True allergic reactions to Cimzia are uncommon but can follow different timelines. Immediate reactions, such as hives, difficulty breathing, or facial swelling, happen within minutes to hours of an injection and require emergency treatment. Delayed hypersensitivity reactions are rarer and more unpredictable. A severe delayed reaction called DRESS syndrome typically develops two to six weeks after exposure, though it can appear in under two weeks with re-exposure. These delayed reactions require medical management and may take weeks to fully resolve even after stopping the drug, because the immune response has already been triggered and needs time to wind down independently of drug clearance.

Timeline After Stopping Cimzia

If you stop Cimzia, your side effect timeline depends on the drug’s gradual elimination.
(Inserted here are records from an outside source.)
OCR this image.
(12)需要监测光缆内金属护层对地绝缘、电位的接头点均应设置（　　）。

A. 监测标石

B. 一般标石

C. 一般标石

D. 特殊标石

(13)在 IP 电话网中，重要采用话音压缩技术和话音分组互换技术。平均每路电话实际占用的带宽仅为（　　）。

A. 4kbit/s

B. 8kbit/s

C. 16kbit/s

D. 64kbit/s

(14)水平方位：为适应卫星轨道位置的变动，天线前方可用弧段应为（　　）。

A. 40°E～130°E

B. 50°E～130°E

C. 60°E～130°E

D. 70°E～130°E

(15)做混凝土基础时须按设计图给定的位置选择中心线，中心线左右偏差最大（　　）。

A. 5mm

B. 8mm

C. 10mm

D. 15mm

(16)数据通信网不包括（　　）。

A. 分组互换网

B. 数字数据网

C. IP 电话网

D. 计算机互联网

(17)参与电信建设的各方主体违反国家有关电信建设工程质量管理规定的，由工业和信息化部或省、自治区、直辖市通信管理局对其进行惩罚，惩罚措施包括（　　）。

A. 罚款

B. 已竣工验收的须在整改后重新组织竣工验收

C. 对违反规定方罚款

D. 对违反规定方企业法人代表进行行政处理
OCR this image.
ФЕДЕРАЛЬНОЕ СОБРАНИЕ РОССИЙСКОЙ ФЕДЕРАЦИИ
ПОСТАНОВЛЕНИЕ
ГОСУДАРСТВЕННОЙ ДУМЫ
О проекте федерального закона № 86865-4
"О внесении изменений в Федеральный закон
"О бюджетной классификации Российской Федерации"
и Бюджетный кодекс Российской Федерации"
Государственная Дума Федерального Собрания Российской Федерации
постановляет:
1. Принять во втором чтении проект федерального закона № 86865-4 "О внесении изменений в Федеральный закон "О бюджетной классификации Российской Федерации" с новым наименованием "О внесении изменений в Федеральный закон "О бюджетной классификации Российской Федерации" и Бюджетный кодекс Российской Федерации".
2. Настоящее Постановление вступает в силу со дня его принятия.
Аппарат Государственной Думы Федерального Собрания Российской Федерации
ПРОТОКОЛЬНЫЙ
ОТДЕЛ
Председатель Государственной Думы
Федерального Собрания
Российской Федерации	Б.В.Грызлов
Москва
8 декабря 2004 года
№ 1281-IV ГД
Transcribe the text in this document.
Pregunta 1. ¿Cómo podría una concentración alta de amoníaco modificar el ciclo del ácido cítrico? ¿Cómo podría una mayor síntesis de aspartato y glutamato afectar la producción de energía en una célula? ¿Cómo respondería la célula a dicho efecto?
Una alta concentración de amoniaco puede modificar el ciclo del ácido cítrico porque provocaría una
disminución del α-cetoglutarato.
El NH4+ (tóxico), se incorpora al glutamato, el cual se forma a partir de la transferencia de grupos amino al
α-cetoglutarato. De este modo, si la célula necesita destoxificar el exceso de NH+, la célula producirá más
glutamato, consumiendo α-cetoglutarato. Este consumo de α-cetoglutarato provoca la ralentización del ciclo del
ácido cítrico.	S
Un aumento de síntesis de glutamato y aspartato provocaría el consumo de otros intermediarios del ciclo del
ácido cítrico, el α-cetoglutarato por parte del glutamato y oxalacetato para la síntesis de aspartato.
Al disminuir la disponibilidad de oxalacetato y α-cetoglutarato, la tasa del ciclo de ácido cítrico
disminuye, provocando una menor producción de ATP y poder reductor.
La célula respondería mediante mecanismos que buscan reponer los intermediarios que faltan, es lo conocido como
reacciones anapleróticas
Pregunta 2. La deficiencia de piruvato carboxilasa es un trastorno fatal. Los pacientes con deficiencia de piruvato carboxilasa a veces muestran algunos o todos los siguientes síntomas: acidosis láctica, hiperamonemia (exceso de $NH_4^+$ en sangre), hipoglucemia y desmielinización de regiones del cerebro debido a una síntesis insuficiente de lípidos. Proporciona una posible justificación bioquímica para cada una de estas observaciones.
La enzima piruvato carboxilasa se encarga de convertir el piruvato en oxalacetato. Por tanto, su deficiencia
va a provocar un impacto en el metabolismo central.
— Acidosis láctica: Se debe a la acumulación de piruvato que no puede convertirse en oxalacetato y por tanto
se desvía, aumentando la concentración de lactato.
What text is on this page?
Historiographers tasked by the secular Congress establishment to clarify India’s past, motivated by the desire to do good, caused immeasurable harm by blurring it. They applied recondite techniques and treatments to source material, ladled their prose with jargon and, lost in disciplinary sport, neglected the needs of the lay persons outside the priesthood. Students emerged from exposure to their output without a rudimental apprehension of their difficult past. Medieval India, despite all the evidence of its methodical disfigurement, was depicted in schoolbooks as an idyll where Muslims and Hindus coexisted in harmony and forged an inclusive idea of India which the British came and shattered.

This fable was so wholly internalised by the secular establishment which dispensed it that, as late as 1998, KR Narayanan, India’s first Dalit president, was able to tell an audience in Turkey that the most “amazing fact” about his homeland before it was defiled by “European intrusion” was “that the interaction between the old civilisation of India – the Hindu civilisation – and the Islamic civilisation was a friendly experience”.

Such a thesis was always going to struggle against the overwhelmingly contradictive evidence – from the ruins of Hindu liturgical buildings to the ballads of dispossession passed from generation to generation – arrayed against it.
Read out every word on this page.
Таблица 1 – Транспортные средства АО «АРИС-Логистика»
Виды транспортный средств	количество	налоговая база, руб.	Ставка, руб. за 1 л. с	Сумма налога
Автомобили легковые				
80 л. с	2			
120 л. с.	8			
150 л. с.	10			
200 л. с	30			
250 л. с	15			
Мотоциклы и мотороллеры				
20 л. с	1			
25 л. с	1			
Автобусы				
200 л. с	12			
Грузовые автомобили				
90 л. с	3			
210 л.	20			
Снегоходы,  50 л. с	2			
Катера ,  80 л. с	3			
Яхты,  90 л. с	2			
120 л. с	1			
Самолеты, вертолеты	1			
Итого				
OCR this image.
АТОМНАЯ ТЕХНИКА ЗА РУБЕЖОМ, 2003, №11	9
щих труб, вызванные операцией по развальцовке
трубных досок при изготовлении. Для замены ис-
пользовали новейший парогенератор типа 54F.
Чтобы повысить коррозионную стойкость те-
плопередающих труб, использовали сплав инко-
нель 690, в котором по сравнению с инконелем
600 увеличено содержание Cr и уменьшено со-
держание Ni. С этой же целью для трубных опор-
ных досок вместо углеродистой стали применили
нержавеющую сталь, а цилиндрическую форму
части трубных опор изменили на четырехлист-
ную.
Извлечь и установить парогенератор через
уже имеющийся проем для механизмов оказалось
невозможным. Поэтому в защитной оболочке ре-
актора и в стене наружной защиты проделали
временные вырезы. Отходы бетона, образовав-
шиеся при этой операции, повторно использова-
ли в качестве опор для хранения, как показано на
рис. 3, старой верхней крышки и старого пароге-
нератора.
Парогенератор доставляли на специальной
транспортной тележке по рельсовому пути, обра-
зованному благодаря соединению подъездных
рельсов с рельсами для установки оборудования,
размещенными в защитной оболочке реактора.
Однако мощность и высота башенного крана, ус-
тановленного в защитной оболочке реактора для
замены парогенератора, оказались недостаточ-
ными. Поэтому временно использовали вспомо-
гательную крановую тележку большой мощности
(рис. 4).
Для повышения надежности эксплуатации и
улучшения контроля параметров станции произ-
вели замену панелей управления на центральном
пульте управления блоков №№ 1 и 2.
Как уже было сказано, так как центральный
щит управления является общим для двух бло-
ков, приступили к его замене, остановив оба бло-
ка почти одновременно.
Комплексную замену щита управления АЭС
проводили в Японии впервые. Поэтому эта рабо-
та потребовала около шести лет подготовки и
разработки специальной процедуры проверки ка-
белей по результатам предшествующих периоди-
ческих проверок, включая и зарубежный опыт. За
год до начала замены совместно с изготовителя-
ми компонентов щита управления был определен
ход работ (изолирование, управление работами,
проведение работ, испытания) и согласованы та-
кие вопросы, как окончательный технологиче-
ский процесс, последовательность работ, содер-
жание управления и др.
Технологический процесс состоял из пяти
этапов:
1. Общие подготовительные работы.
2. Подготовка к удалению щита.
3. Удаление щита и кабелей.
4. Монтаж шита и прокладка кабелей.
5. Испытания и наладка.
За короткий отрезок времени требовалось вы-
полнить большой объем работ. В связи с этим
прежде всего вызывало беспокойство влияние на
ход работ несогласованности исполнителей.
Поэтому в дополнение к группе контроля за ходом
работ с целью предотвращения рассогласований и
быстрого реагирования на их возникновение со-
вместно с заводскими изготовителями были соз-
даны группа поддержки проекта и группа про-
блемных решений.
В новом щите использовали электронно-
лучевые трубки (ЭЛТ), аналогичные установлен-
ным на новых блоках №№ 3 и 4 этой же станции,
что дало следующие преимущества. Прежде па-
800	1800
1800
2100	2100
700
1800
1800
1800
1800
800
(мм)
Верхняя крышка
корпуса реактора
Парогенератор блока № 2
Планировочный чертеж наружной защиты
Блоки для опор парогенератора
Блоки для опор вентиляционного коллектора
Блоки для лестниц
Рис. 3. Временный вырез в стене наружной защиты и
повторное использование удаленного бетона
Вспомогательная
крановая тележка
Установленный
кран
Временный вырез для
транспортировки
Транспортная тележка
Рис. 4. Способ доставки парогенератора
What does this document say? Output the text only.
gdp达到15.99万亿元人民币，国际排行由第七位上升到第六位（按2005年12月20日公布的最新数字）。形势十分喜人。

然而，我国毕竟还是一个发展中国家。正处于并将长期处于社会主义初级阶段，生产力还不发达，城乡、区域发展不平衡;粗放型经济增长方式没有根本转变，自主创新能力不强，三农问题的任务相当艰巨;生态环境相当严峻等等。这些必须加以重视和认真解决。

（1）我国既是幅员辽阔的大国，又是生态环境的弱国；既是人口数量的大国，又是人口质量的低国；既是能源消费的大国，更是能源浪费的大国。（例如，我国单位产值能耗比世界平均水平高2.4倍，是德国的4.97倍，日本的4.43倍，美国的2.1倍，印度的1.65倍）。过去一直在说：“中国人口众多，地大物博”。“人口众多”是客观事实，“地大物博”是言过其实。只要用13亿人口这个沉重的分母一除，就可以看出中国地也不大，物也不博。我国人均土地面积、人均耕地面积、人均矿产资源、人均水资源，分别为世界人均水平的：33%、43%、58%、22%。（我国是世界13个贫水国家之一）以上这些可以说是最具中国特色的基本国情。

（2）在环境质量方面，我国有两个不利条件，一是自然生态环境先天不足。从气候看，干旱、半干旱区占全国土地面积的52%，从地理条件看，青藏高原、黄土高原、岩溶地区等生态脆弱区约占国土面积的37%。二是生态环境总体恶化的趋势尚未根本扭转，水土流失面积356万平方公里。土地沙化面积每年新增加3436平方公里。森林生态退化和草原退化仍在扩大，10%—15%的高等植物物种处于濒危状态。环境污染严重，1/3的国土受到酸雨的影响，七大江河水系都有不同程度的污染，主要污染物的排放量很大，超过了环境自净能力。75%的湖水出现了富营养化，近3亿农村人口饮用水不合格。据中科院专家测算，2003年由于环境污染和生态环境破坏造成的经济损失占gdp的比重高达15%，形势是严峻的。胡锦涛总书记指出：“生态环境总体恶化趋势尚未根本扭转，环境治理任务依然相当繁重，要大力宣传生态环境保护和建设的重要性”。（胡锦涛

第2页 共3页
Here’s a rough framework based on the 14-day half-life:

  • 2 weeks after last dose: Drug levels drop by about half. Mild, dose-related side effects like headaches or fatigue often begin to improve.
  • 4 to 6 weeks: Drug levels fall to roughly 25% or less of their peak. Most common side effects have faded for the majority of people.
  • 3 to 5 months: The drug is essentially cleared from your system. Any residual immune suppression has resolved, and your infection risk returns to your personal baseline.

The five-month monitoring window recommended by the EMA reflects the outer boundary of this process. For most people, noticeable side effects resolve well before full clearance. But if you developed a serious complication like a deep infection or a liver enzyme elevation, your doctor will likely continue monitoring through that entire window to make sure the issue has fully resolved.

Side Effects That May Outlast the Drug

In rare cases, Cimzia can trigger conditions that persist independently after the drug is gone. Drug-induced lupus-like syndrome, for example, has been reported with TNF blockers and may need separate treatment even after discontinuation. Demyelinating events affecting the nervous system, while very rare, can also have lasting consequences. These aren’t typical side effects but rather uncommon complications. If you developed any new autoimmune symptoms, neurological changes, or persistent skin reactions while on Cimzia, the timeline for resolution depends on the specific condition rather than on how quickly the drug leaves your body.